Я не посылаю тебе эти письма, поэтому могу говорить в них все, что думаю на самом деле, не прикрываясь любезностями и не лицемеря. В этом нет необходимости. И я могу сказать тебе то, что давно должна была сказать, чтобы ты не обманывала себя.
Если ты когда-нибудь все-таки начнешь читать это письмо, ты остановишься на слове «запретила», но, возможно, все равно пробежишь глазами до конца. Так вот, на этот случай я специально напишу крупными буквами:
ТЫ НИКАКАЯ НЕ ЖЕРТВА, ШЕЙНА.
Ты не являешься чьей-то жертвой. Тем более моей.
Глава 29
До восхода солнца еще целый час. В полутьме я едва узнаю свою улицу, хотя уже целую неделю живу здесь. Такси Матье нигде не видно. В руке я держу нашу фотографию, снятую с доски Анжелы, и время от времени подушечкой большого пальца касаюсь ее острого уголка, чтобы удостовериться, что все происходящее — не сон.
На фото наша семья стоит рядом с Самым Уродливым Лосем в мире. Зоопарк Сан-Диего. Нам с Анжелой по восемь лет. На деревянном щите нарисован жутковатый лось (весь в бородавках, проплешинах, кривой, корявый), а на месте морды — овальный вырез, куда любой посетитель зоопарка может просунуть свое лицо и сфотографироваться. На щите надпись: «Такого только мама любит!» Когда нам надоело хохотать над своими рожами на фотографиях, которые сделала мама, она отвела нас в сторону и серьезно сказала: «Никогда и никому не позволяйте говорить, что вы не заслуживаете любви». Теперь, взяв этот снимок, я вспомнила ее слова. Когда же я успела забыть их?!
В другой руке у меня сложенный вдвое листок бумаги, который весит, как кирпич. Записка от Валентина, обнаруженная под дверью квартиры. Должно быть, он приходил, пока я была в отключке. Вдалеке появляются желтые огни. Я прижимаю руки к бокам, чтобы согреться.
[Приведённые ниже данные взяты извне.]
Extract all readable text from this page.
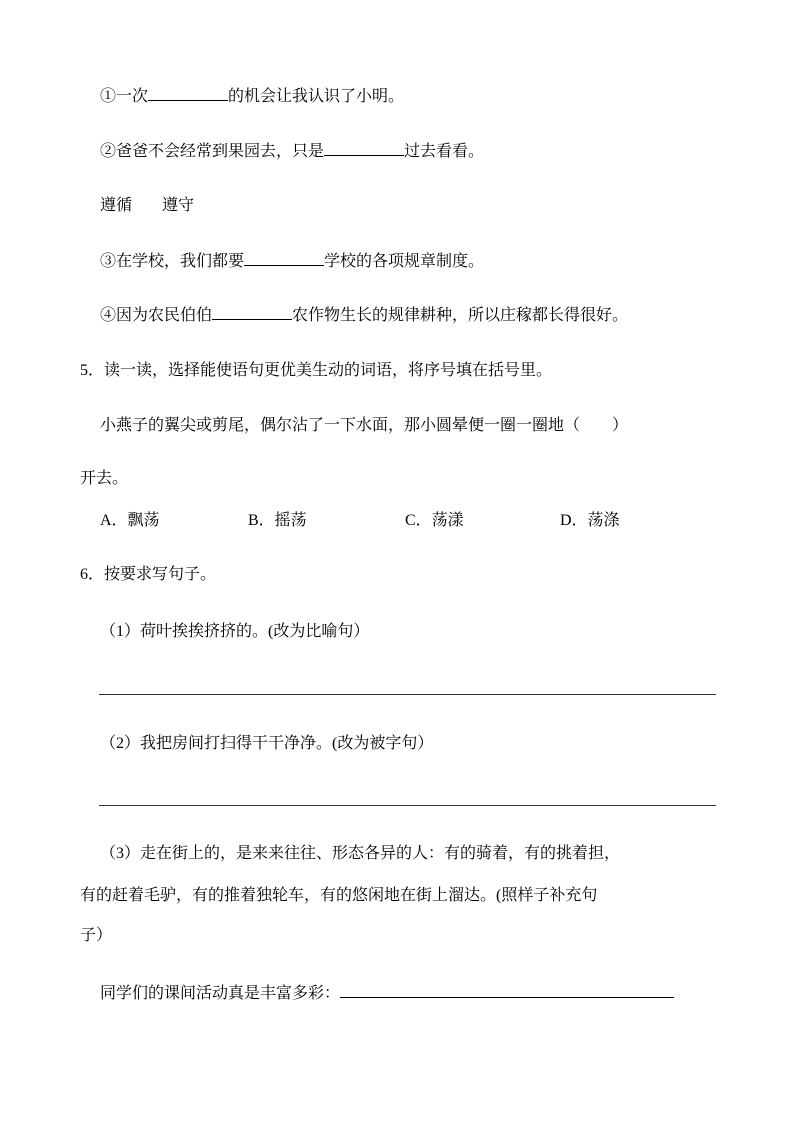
①一次	的机会让我认识了小明。
②爸爸不会经常到果园去，只是	过去看看。
遵循 遵守
③在学校，我们都要	学校的各项规章制度。
④因为农民伯伯	农作物生长的规律耕种，所以庄稼都长得很好。
5．读一读，选择能使语句更优美生动的词语，将序号填在括号里。
小燕子的翼尖或剪尾，偶尔沾了一下水面，那小圆晕便一圈一圈地（　　）
开去。
A．飘荡	B．摇荡	C．荡漾	D．荡涤
6．按要求写句子。
（1）荷叶挨挨挤挤的。(改为比喻句）
（2）我把房间打扫得干干净净。(改为被字句）
（3）走在街上的，是来来往往、形态各异的人：有的骑着，有的挑着担，
有的赶着毛驴，有的推着独轮车，有的悠闲地在街上溜达。(照样子补充句
子）
同学们的课间活动真是丰富多彩：
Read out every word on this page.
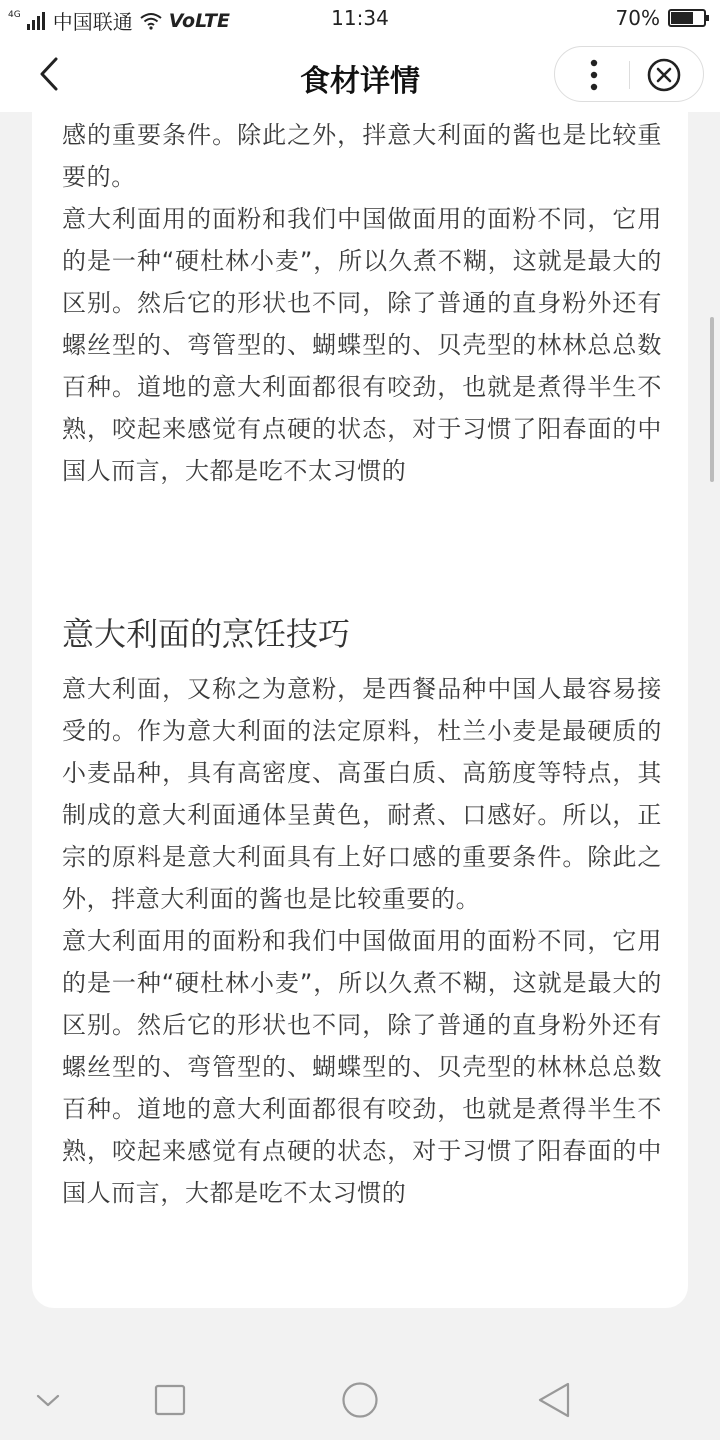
4G 中国联通 VoLTE	11:34	70%
食材详情
感的重要条件。除此之外，拌意大利面的酱也是比较重要的。
意大利面用的面粉和我们中国做面用的面粉不同，它用的是一种“硬杜林小麦”，所以久煮不糊，这就是最大的区别。然后它的形状也不同，除了普通的直身粉外还有螺丝型的、弯管型的、蝴蝶型的、贝壳型的林林总总数百种。道地的意大利面都很有咬劲，也就是煮得半生不熟，咬起来感觉有点硬的状态，对于习惯了阳春面的中国人而言，大都是吃不太习惯的
意大利面的烹饪技巧
意大利面，又称之为意粉，是西餐品种中国人最容易接受的。作为意大利面的法定原料，杜兰小麦是最硬质的小麦品种，具有高密度、高蛋白质、高筋度等特点，其制成的意大利面通体呈黄色，耐煮、口感好。所以，正宗的原料是意大利面具有上好口感的重要条件。除此之外，拌意大利面的酱也是比较重要的。
意大利面用的面粉和我们中国做面用的面粉不同，它用的是一种“硬杜林小麦”，所以久煮不糊，这就是最大的区别。然后它的形状也不同，除了普通的直身粉外还有螺丝型的、弯管型的、蝴蝶型的、贝壳型的林林总总数百种。道地的意大利面都很有咬劲，也就是煮得半生不熟，咬起来感觉有点硬的状态，对于习惯了阳春面的中国人而言，大都是吃不太习惯的
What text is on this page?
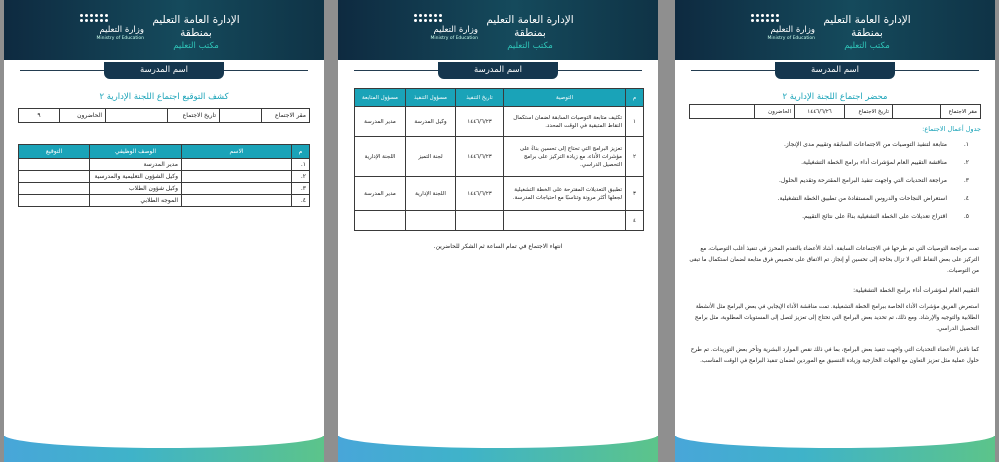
الإدارة العامة التعليم
بمنطقة
مكتب التعليم
وزارة التعليم
Ministry of Education
اسم المدرسة
كشف التوقيع اجتماع اللجنة الإدارية ٢
مقر الاجتماع		تاريخ الاجتماع		الحاضرون	٩
م	الاسم	الوصف الوظيفي	التوقيع
١.		مدير المدرسة	
٢.		وكيل الشؤون التعليمية والمدرسية	
٣.		وكيل شؤون الطلاب	
٤.		الموجه الطلابي	
الإدارة العامة التعليم
بمنطقة
مكتب التعليم
وزارة التعليم
Ministry of Education
اسم المدرسة
م	التوصية	تاريخ التنفيذ	مسؤول التنفيذ	مسؤول المتابعة
١	تكثيف متابعة التوصيات السابقة لضمان استكمال النقاط المتبقية في الوقت المحدد.	١٤٤٦/٦/٢٣	وكيل المدرسة	مدير المدرسة
٢	تعزيز البرامج التي تحتاج إلى تحسين بناءً على مؤشرات الأداء، مع زيادة التركيز على برامج التحصيل الدراسي.	١٤٤٦/٦/٢٣	لجنة التميز	اللجنة الإدارية
٣	تطبيق التعديلات المقترحة على الخطة التشغيلية لجعلها أكثر مرونة وتناسبًا مع احتياجات المدرسة.	١٤٤٦/٦/٢٣	اللجنة الإدارية	مدير المدرسة
٤				
انتهاء الاجتماع في تمام الساعة ثم الشكر للحاضرين.
الإدارة العامة التعليم
بمنطقة
مكتب التعليم
وزارة التعليم
Ministry of Education
اسم المدرسة
محضر اجتماع اللجنة الإدارية ٢
مقر الاجتماع		تاريخ الاجتماع	١٤٤٦/٦/٢٦	الحاضرون	
جدول أعمال الاجتماع:
١.متابعة لتنفيذ التوصيات من الاجتماعات السابقة وتقييم مدى الإنجاز.
٢.مناقشة التقييم العام لمؤشرات أداء برامج الخطة التشغيلية.
٣.مراجعة التحديات التي واجهت تنفيذ البرامج المقترحة وتقديم الحلول.
٤.استعراض النجاحات والدروس المستفادة من تطبيق الخطة التشغيلية.
٥.اقتراح تعديلات على الخطة التشغيلية بناءً على نتائج التقييم.
تمت مراجعة التوصيات التي تم طرحها في الاجتماعات السابقة. أشاد الأعضاء بالتقدم المحرز في تنفيذ أغلب التوصيات، مع التركيز على بعض النقاط التي لا تزال بحاجة إلى تحسين أو إنجاز. تم الاتفاق على تخصيص فرق متابعة لضمان استكمال ما تبقى من التوصيات.
التقييم العام لمؤشرات أداء برامج الخطة التشغيلية:
استعرض الفريق مؤشرات الأداء الخاصة ببرامج الخطة التشغيلية. تمت مناقشة الأداء الإيجابي في بعض البرامج مثل الأنشطة الطلابية والتوجيه والإرشاد. ومع ذلك، تم تحديد بعض البرامج التي تحتاج إلى تعزيز لتصل إلى المستويات المطلوبة، مثل برامج التحصيل الدراسي.
كما ناقش الأعضاء التحديات التي واجهت تنفيذ بعض البرامج، بما في ذلك نقص الموارد البشرية وتأخر بعض التوريدات. تم طرح حلول عملية مثل تعزيز التعاون مع الجهات الخارجية وزيادة التنسيق مع الموردين لضمان تنفيذ البرامج في الوقت المناسب.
Яркие лучи фар на секунду ослепляют меня. Такси останавливается возле дверей дома, как раз когда из них выходит мадам Чан. Она переоделась в брюки карго и рубашку с длинными рукавами, а на плечи повесила холщовый рюкзак.
— Это наш верный конь? — спрашивает она.
Серийный убийца. Это именно то, что Валентин никак не хотел признать и о чем мой внутренний голос уже несколько дней кричит в мегафон. Теперь я еще сильнее чувствую свою беззащитность.
Перевожу взгляд на мусорные контейнеры, стоящие в соседнем переулке. Бродяги, который ночевал там все эти дни, сегодня нет на месте. Холодный страх скользит вниз по телу, сворачиваясь в плотный узел в районе желудка. Ману мертва. Официально подтверждено.
Если Анжелу похитил Жан-Люк, чтобы продать ее в качестве живого товара, или если он просто убрал ее с дороги, после того как она обнаружила что-то в катакомбах, означает ли это, что сосед — серийный убийца? И что выловленное в Сене тело двойника Анжелы — тоже дело его рук?
Но что означает выстрел в голову, о котором говорил Валентин? Ничего личного. Бесстрастный. Движим высшей целью. Валентин не сказал, где нашли последний труп, но теперь по всему Парижу начнется усиленное патрулирование. Интересно, подозревает ли Валентин Жан-Люка и не его ли он имел в виду, когда предостерегал меня от разговоров с незнакомцами?
Меня передергивает. Я киваю мадам Чан на такси:
— Наш моторизованный экипаж.
— Нормальный ход! А что это у тебя там? — Она показывает на фотографию, которую я держу в руке.
— Просто талисман на удачу, — говорю я и засовываю фото в задний карман.
Мы с мадам Чан садимся в такси. Водитель ловит мой взгляд в зеркале заднего вида, его морщинистая кожа освещена встроенной в потолок лампой. Большую часть его лица скрывает бейсболка.
Чан говорит водителю, куда ехать. Поудобнее устраиваюсь на потертом сиденье, положив сумку на колени.
Когда Хьюго сказал, что он встретил Чан в туннелях, у меня в голове как будто зажглась лампочка. Мало того что Чан была консьержкой в доме Анжелы и при этом вдовой миллиардера, она еще и диджействовала со времен Рейгана, а если (удить по фотографиям на стенах ее комнаты, она икейв-дайвингом[63]
занималась, и в забеге с быками в Памплоне участвовала, а теперь, как оказалось, еще и по катакомбам лазит.